A recent addition to the STEM landscape, The BrainSTEM Innovation Challenge has provided an opportunity for Hudson Institute PhD student, Steph Huang to mentor local high school students and address gaps in scientific education.

L-R: Teacher Julie McDonald, Eltham College students Jude Revill, Jo Middleton, Rhys Barwise, and Ethan Lonsdale, and Steph Huang at Hudson Institute during the BrainSTEM Innovation Challenge.
L–R: Teacher Julie McDonald, Eltham College students Jude Revill, Jo Middleton, Rhys Barwise, and Ethan Lonsdale, and Steph Huang.

Sid Verma, a parent, entrepreneur and STEM advocate set up the The BrainSTEM Innovation a few years ago. In 2015, Verma travelled overseas to watch his 15-year-old son take part in an international science challenge. At the event Verma noted that overseas students who had been mentored by a scientist in their local area produced a higher quality of work, work which also had more real world applicability.

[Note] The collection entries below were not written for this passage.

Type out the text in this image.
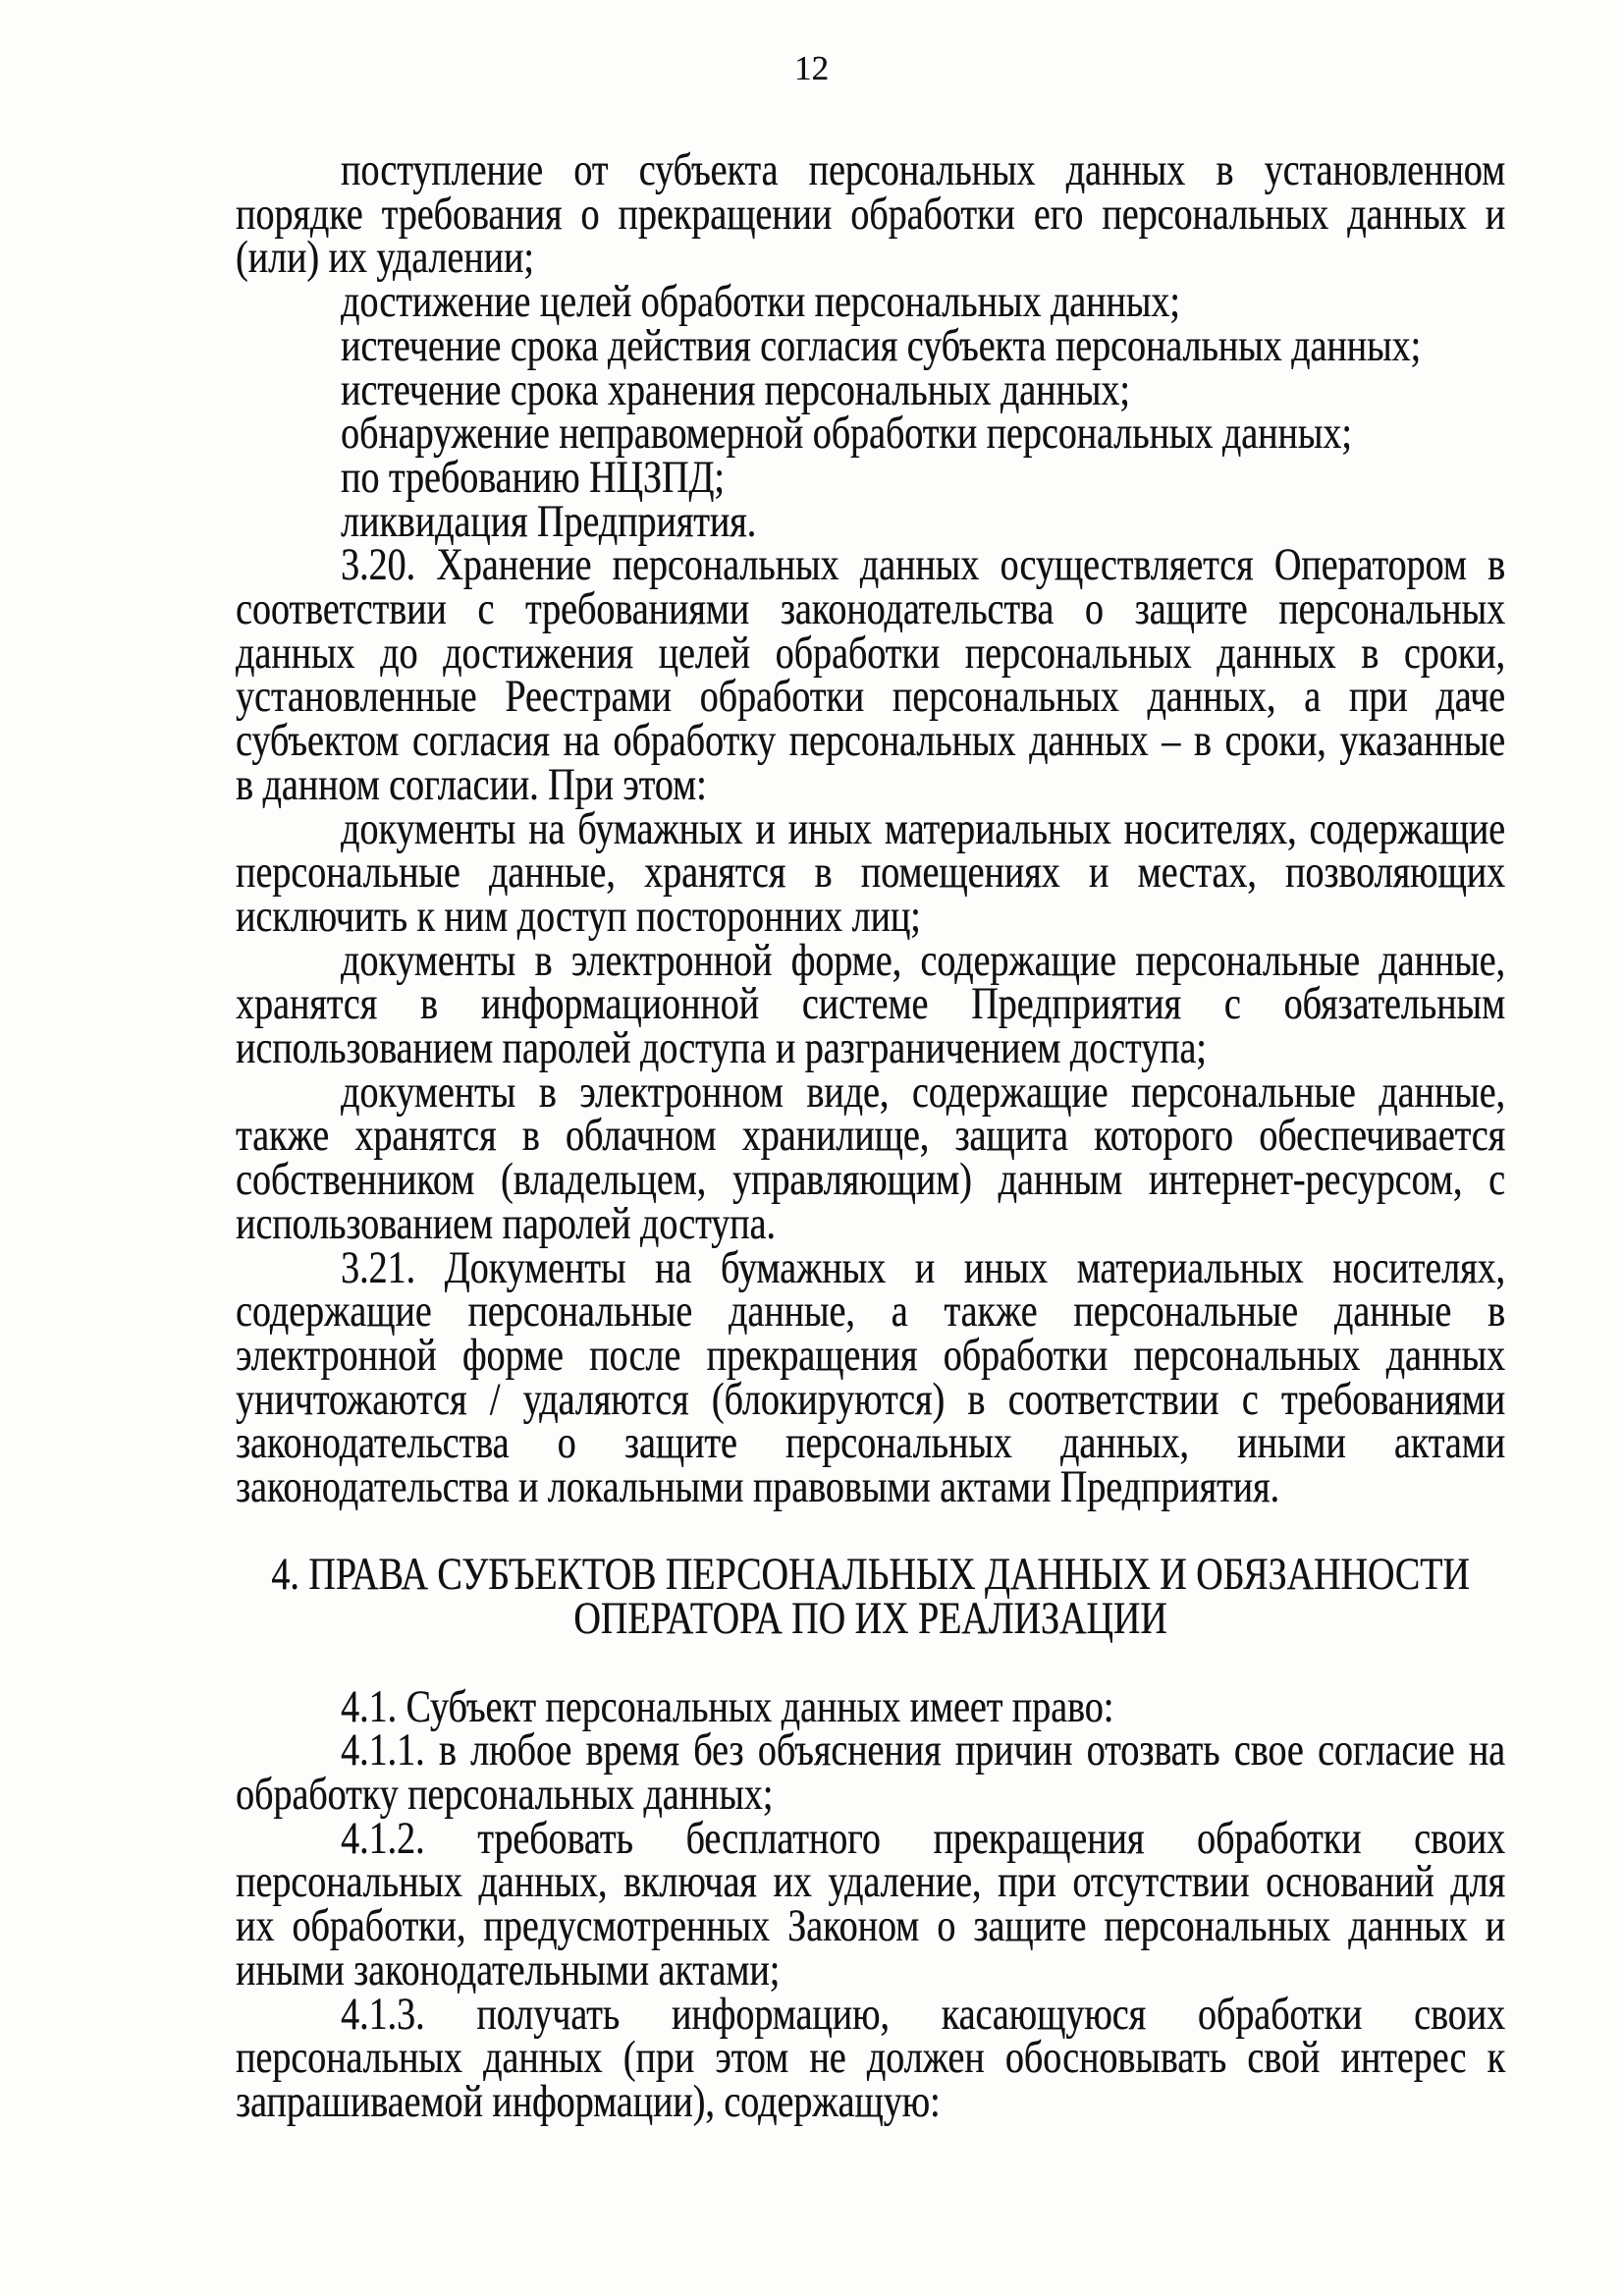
12
поступление от субъекта персональных данных в установленном
порядке требования о прекращении обработки его персональных данных и
(или) их удалении;
достижение целей обработки персональных данных;
истечение срока действия согласия субъекта персональных данных;
истечение срока хранения персональных данных;
обнаружение неправомерной обработки персональных данных;
по требованию НЦЗПД;
ликвидация Предприятия.
3.20. Хранение персональных данных осуществляется Оператором в
соответствии с требованиями законодательства о защите персональных
данных до достижения целей обработки персональных данных в сроки,
установленные Реестрами обработки персональных данных, а при даче
субъектом согласия на обработку персональных данных – в сроки, указанные
в данном согласии. При этом:
документы на бумажных и иных материальных носителях, содержащие
персональные данные, хранятся в помещениях и местах, позволяющих
исключить к ним доступ посторонних лиц;
документы в электронной форме, содержащие персональные данные,
хранятся в информационной системе Предприятия с обязательным
использованием паролей доступа и разграничением доступа;
документы в электронном виде, содержащие персональные данные,
также хранятся в облачном хранилище, защита которого обеспечивается
собственником (владельцем, управляющим) данным интернет-ресурсом, с
использованием паролей доступа.
3.21. Документы на бумажных и иных материальных носителях,
содержащие персональные данные, а также персональные данные в
электронной форме после прекращения обработки персональных данных
уничтожаются / удаляются (блокируются) в соответствии с требованиями
законодательства о защите персональных данных, иными актами
законодательства и локальными правовыми актами Предприятия.
4. ПРАВА СУБЪЕКТОВ ПЕРСОНАЛЬНЫХ ДАННЫХ И ОБЯЗАННОСТИ
ОПЕРАТОРА ПО ИХ РЕАЛИЗАЦИИ
4.1. Субъект персональных данных имеет право:
4.1.1. в любое время без объяснения причин отозвать свое согласие на
обработку персональных данных;
4.1.2. требовать бесплатного прекращения обработки своих
персональных данных, включая их удаление, при отсутствии оснований для
их обработки, предусмотренных Законом о защите персональных данных и
иными законодательными актами;
4.1.3. получать информацию, касающуюся обработки своих
персональных данных (при этом не должен обосновывать свой интерес к
запрашиваемой информации), содержащую:
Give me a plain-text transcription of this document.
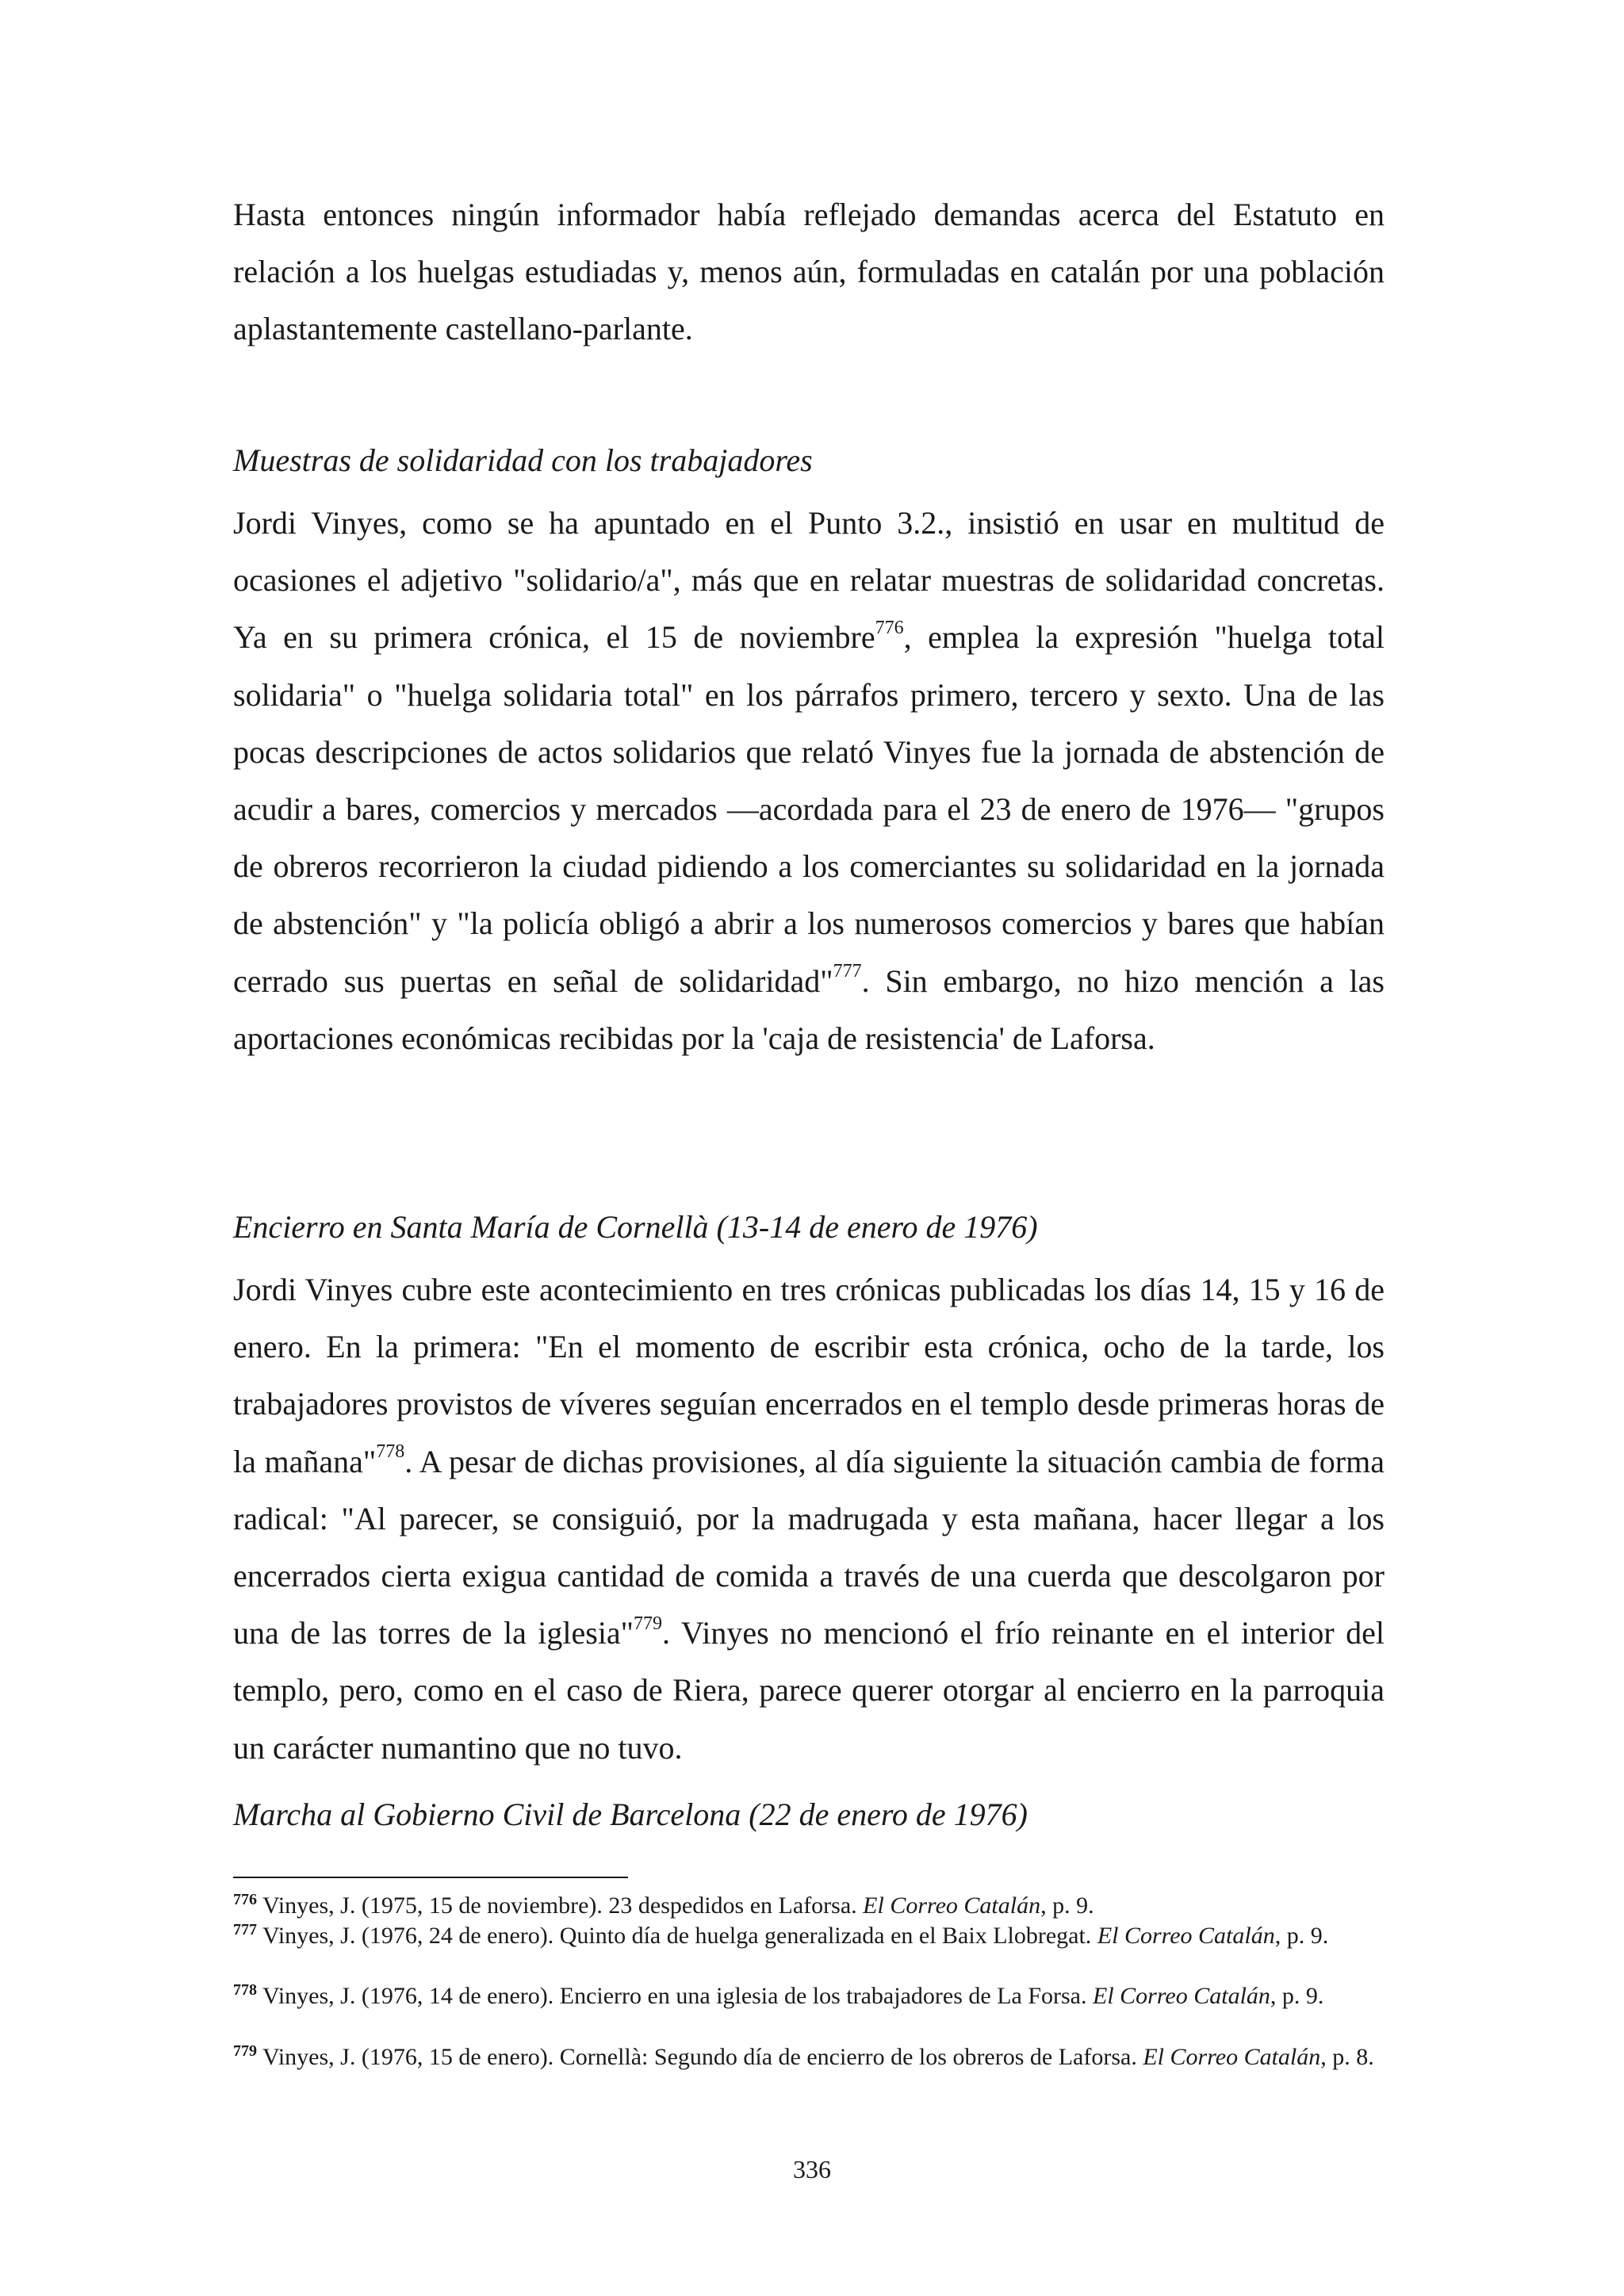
Hasta entonces ningún informador había reflejado demandas acerca del Estatuto en relación a los huelgas estudiadas y, menos aún, formuladas en catalán por una población aplastantemente castellano-parlante.

Muestras de solidaridad con los trabajadores

Jordi Vinyes, como se ha apuntado en el Punto 3.2., insistió en usar en multitud de ocasiones el adjetivo "solidario/a", más que en relatar muestras de solidaridad concretas. Ya en su primera crónica, el 15 de noviembre$^{776}$, emplea la expresión "huelga total solidaria" o "huelga solidaria total" en los párrafos primero, tercero y sexto. Una de las pocas descripciones de actos solidarios que relató Vinyes fue la jornada de abstención de acudir a bares, comercios y mercados —acordada para el 23 de enero de 1976— "grupos de obreros recorrieron la ciudad pidiendo a los comerciantes su solidaridad en la jornada de abstención" y "la policía obligó a abrir a los numerosos comercios y bares que habían cerrado sus puertas en señal de solidaridad"$^{777}$. Sin embargo, no hizo mención a las aportaciones económicas recibidas por la 'caja de resistencia' de Laforsa.

Encierro en Santa María de Cornellà (13-14 de enero de 1976)

Jordi Vinyes cubre este acontecimiento en tres crónicas publicadas los días 14, 15 y 16 de enero. En la primera: "En el momento de escribir esta crónica, ocho de la tarde, los trabajadores provistos de víveres seguían encerrados en el templo desde primeras horas de la mañana"$^{778}$. A pesar de dichas provisiones, al día siguiente la situación cambia de forma radical: "Al parecer, se consiguió, por la madrugada y esta mañana, hacer llegar a los encerrados cierta exigua cantidad de comida a través de una cuerda que descolgaron por una de las torres de la iglesia"$^{779}$. Vinyes no mencionó el frío reinante en el interior del templo, pero, como en el caso de Riera, parece querer otorgar al encierro en la parroquia un carácter numantino que no tuvo.

Marcha al Gobierno Civil de Barcelona (22 de enero de 1976)

$^{776}$ Vinyes, J. (1975, 15 de noviembre). 23 despedidos en Laforsa. El Correo Catalán, p. 9.

$^{777}$ Vinyes, J. (1976, 24 de enero). Quinto día de huelga generalizada en el Baix Llobregat. El Correo Catalán, p. 9.

$^{778}$ Vinyes, J. (1976, 14 de enero). Encierro en una iglesia de los trabajadores de La Forsa. El Correo Catalán, p. 9.

$^{779}$ Vinyes, J. (1976, 15 de enero). Cornellà: Segundo día de encierro de los obreros de Laforsa. El Correo Catalán, p. 8.

336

Unable to find an existing program in Australia, Verma decided to set up the BrainSTEM Innovation Challenge. This 12-week program is offered to Melbourne Metropolian students interested in a practical STEM learning experience alongside a STEM mentor.

Steph Huang, a PhD student in the Regulation of Interferon and Innate Signalling Research group, volunteered her services as a mentor for this program. Over the last couple of months she worked with four students from Eltham High School introducing them to CiiiD Postgraduate and Honours students and taking them to visit the world class facilities at our Precinct.

For the BrainSTEM challenge, the students researched the clinical application of viruses and stem cells, CRISPR gene editing, CAR-T cell therapy, and microbial degradation of waste.

Identifying a gap in educational resources

While researching, the group found that there was a lack of information available for students who were at an intermediate level, like them. The information that they found was either too basic or filled with high-level terminology that they were not able to understand.

The students had a collective brainwave and decided to build a website that could act as a resource for scientific knowledge for others, who are neither beginners nor experts. The aim was to make scientific knowledge more accessible and less intimidating to intermediate learners.

The students presented their website project to the BrainSTEM Innovation Challenge audience on Thursday, June 20 2019 at Swinburne to a warm response.

Reflecting on the process Steph Huang says: “ The students enjoyed themselves and learned a lot in the process. As a mentor I was impressed by the capacity of the students take on any intellectual challenge. My role was to gather and direct their collective capacity for innovation towards a specific problem and to let them do the rest.”

An invitation to contribute

The new site is called Sciencepedia and you can visit it here. The students invite others to share the link with other who could use the information, and to provide any feedback or additional contributions through the website’s ‘contribute’ page.

Hudson Institute is proud to contribute towards nurturing the next generation of scientists and to helping them to resolve real world challenges.